CRC’s are not there for lengthy period, so how often are we going to be checking BP
We’re having to develop procedure, but we’re going to go by a doctor’s order, which could vary by patient
Emergency preparedness and response plan:
This is in general chapter as well, why is it being added to specific chapters. By embedding in separate chapters, it’s more maintenance for licensing to touch every reg for review when something changes and causes administrative burden and we would recommend not adding. And there is nothing here that is specific to crisis services.
Nutrition:
1 – not consistent with existing regulations
1 a - We don’t get dietary orders for a “normal diet”
1 b and 2 - This is complex for a short term service and is going above and beyond for a crisis service. Providing methods to learn seems to infer that we need to give cooking classes. We don’t document what individuals eat daily and how are you going to document the outcome of menus?
Beds/recliners:
B. this is helpful (having ability to have cots)
C: individuals often prefer to do their own laundry and should be able to.

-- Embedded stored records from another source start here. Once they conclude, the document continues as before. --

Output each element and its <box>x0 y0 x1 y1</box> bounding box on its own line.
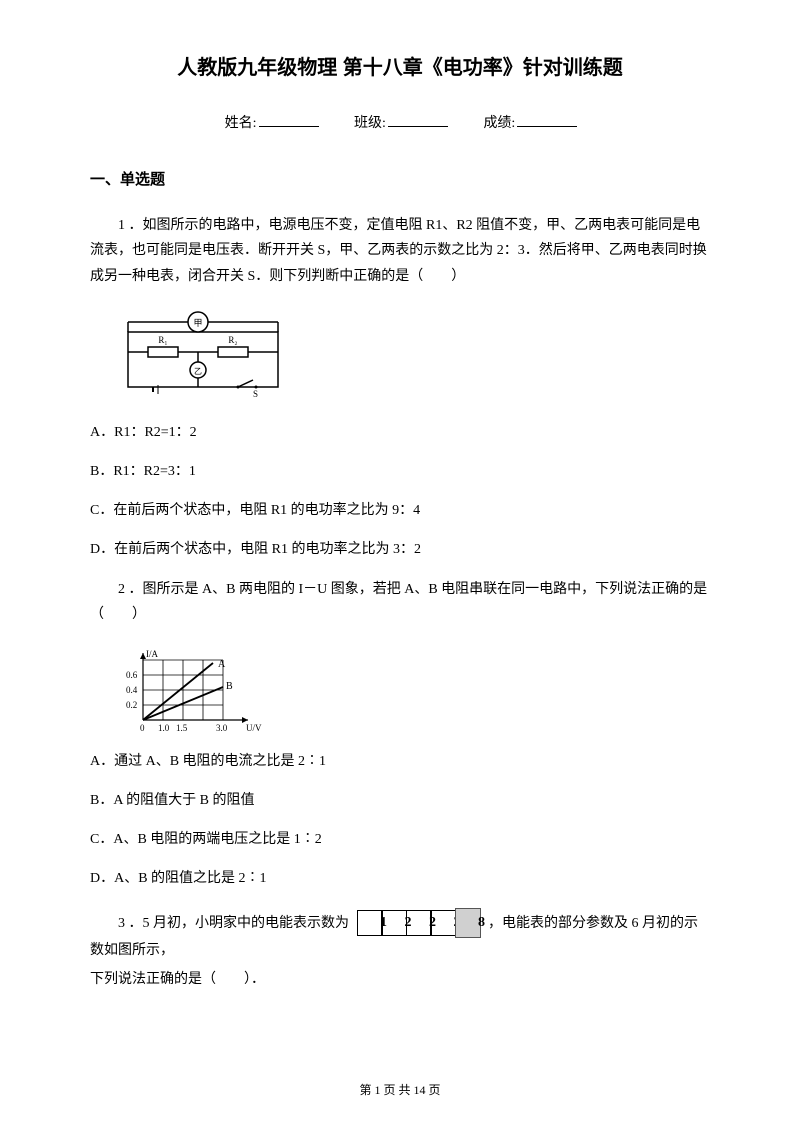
line-a-label: A <box>218 659 226 670</box>
ytick-1: 0.4 <box>126 685 138 695</box>
class-blank <box>388 113 448 127</box>
xtick-3: 3.0 <box>216 723 228 733</box>
q1-text: 1 ．如图所示的电路中，电源电压不变，定值电阻 R1、R2 阻值不变，甲、乙两电… <box>90 213 710 289</box>
ytick-0: 0.2 <box>126 700 137 710</box>
x-axis-label: U/V <box>246 723 262 733</box>
q2-option-d: D．A、B 的阻值之比是 2∶1 <box>90 866 710 891</box>
iu-graph: A B I/A U/V 0.2 0.4 0.6 0 1.0 1.5 3.0 <box>118 645 268 735</box>
q2-option-b: B．A 的阻值大于 B 的阻值 <box>90 788 710 813</box>
question-3: 3 ．5 月初，小明家中的电能表示数为 1 2 2 2 8 ，电能表的部分参数及… <box>90 910 710 992</box>
line-b-label: B <box>226 681 233 692</box>
score-blank <box>517 113 577 127</box>
q2-option-c: C．A、B 电阻的两端电压之比是 1∶2 <box>90 827 710 852</box>
meter2-label: 乙 <box>194 367 202 376</box>
meter-digit-4: 8 <box>455 908 481 938</box>
xtick-2: 1.5 <box>176 723 188 733</box>
q3-prefix: 3 ．5 月初，小明家中的电能表示数为 <box>118 916 349 931</box>
name-label: 姓名: <box>225 116 257 131</box>
ytick-2: 0.6 <box>126 670 138 680</box>
class-label: 班级: <box>354 116 386 131</box>
question-1: 1 ．如图所示的电路中，电源电压不变，定值电阻 R1、R2 阻值不变，甲、乙两电… <box>90 213 710 289</box>
name-blank <box>259 113 319 127</box>
q1-option-d: D．在前后两个状态中，电阻 R1 的电功率之比为 3：2 <box>90 537 710 562</box>
r2-label: R₂ <box>228 335 237 345</box>
q2-text: 2 ．图所示是 A、B 两电阻的 I－U 图象，若把 A、B 电阻串联在同一电路… <box>90 577 710 627</box>
meter1-label: 甲 <box>193 318 202 328</box>
q1-option-c: C．在前后两个状态中，电阻 R1 的电功率之比为 9：4 <box>90 498 710 523</box>
q2-option-a: A．通过 A、B 电阻的电流之比是 2∶1 <box>90 749 710 774</box>
page-title: 人教版九年级物理 第十八章《电功率》针对训练题 <box>90 50 710 86</box>
score-label: 成绩: <box>483 116 515 131</box>
r1-label: R₁ <box>158 335 167 345</box>
xtick-0: 0 <box>140 723 145 733</box>
page-footer: 第 1 页 共 14 页 <box>0 1080 800 1102</box>
switch-label: S <box>253 389 258 399</box>
q1-option-b: B．R1：R2=3：1 <box>90 459 710 484</box>
y-axis-label: I/A <box>146 649 158 659</box>
xtick-1: 1.0 <box>158 723 170 733</box>
question-2: 2 ．图所示是 A、B 两电阻的 I－U 图象，若把 A、B 电阻串联在同一电路… <box>90 577 710 627</box>
section-title: 一、单选题 <box>90 166 710 193</box>
circuit-diagram: R₁ R₂ 甲 乙 S <box>118 307 288 402</box>
q1-option-a: A．R1：R2=1：2 <box>90 420 710 445</box>
info-line: 姓名: 班级: 成绩: <box>90 111 710 136</box>
meter-display: 1 2 2 2 8 <box>357 910 481 938</box>
q3-line2: 下列说法正确的是（ ）． <box>90 967 710 992</box>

G: suggestions: Let individuals know that if they want linens changed during their stay to let us know, but requiring them to be changed at 7 days is cumbersome for the constantly changing roster. Admissions are revolving and this would be an administrative burden to track. E. covers G.
Physical space:
D: Is there a grandfather clause for existing spaces that do no meet these regs?
E: suggest "reduce risk from harming self" instead of "prevent."
I and J: Is this referencing children’s residential services such as PRTF and TGH? If this CRCSU and CTH, does this mean separate wings or rooms?. This seems to be referencing children’s residential services and CRCSU’s are licensed as CSU’s, not under children’s residential services.
Physical environment:
F: Water temperature does not match current general chapter and how there are inconsistencies when chapters are copied over. Temperature is currently capped at 110.
M 2 – not all facilities are “ligature free” because they strive to be home like. Suggest replace the word prevent with "reduce risk."
O. Providers of children’s residential services – strike out all info below as CRCSU’s are not licensed as children’s residential services, they are licensed as CSU’s.
P1: upon admission instead of before the individual is record – because there are cameras on the outside of the buildings, wording should be changed to add the time of admission
Fire inspections – repealed code section
Lighting:
Not consistent with other sections or chapters
Goes into more details than in other places
Clarify if you’re going to say that artificial lighting should be by electricity – will we get cited for solar power, candles, lamps?